Not just 50 percent Raw(one of my New Year’s Resolutions), but like FULL Raw, ALL the time.
You’re probably like, “Bianca’s cray.”
Sometimes I am. So what?
I’m serious. I’ve been eating Raw lately and LOVING it.
I love hummus so I seriously considered not going raw because of my love for hummus, but there’s some amazing Raw hummus’!
I got really into the Raw idea when I had a Raw buckwheat cracker.
I like crunchy, and when I think of raw I don’t think of crackers because they’re using toasted.
FitTip Fact #1: Food is considered Raw if it’s cooked below 118 degrees!
So the way they did this Raw “cracker” that I enjoyed is they cooked it in the sun, but kept an eye on the temperature! Yay!!! You can also dehydrate your food, aka take out the moisture, hence cracker like qualities.
Now I know you think Raw and you think salads, basically bird food.
NOT THE CASE!
I had kelp pasta the other day and it rocked.
Now, here are some DO’S and DON’TS
DO: Eat fiber! Eat your legumes! That’s black beans, pinto beans, lentils. You need fiber to help break down all that raw-ness.
Which leads me to:
DO #2: Get a digestive enzyme or yet papaya.
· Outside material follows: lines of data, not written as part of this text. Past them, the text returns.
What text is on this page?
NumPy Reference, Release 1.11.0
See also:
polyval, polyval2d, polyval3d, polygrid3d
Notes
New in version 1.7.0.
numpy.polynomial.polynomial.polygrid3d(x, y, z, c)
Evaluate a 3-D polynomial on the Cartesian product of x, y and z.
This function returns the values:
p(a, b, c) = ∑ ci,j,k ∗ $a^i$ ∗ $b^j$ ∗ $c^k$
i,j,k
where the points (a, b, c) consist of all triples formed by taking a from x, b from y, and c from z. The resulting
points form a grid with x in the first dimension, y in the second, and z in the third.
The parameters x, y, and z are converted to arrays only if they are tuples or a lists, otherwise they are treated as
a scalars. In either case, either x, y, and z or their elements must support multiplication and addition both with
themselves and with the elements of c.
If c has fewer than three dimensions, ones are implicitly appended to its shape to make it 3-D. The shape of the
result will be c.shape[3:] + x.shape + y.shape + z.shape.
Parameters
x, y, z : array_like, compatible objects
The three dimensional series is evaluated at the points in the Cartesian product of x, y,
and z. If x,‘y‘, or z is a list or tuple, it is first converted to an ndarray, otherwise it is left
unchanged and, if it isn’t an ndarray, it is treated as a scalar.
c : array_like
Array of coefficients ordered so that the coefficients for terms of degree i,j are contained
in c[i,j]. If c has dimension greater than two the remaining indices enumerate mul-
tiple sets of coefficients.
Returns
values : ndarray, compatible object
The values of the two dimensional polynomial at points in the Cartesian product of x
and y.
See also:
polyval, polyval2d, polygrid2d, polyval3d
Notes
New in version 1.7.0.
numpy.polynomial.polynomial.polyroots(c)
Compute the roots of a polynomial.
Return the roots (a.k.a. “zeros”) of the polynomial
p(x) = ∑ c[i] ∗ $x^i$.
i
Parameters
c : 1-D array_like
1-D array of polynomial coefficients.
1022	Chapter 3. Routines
Yes, it may be hard to process some that kale if you’re eating it 4 times a week. People take digestive enzymes all the time to aid in digestion.
Now, my fav the Don’ts!
DON’T: Don’t just get full on fat. Easier said than done. I love peanut butter, and being that you’re not consuming that much protien you’ll rech for fat to feel full. DON’T!
DON’T #2: Don’t starve yourself. People think Raw foods means less eating, EAT MORE!
Never thought I’d write that.
Seriously though. There’s a lot of great veggies and fruits AND hummus’. Go at it.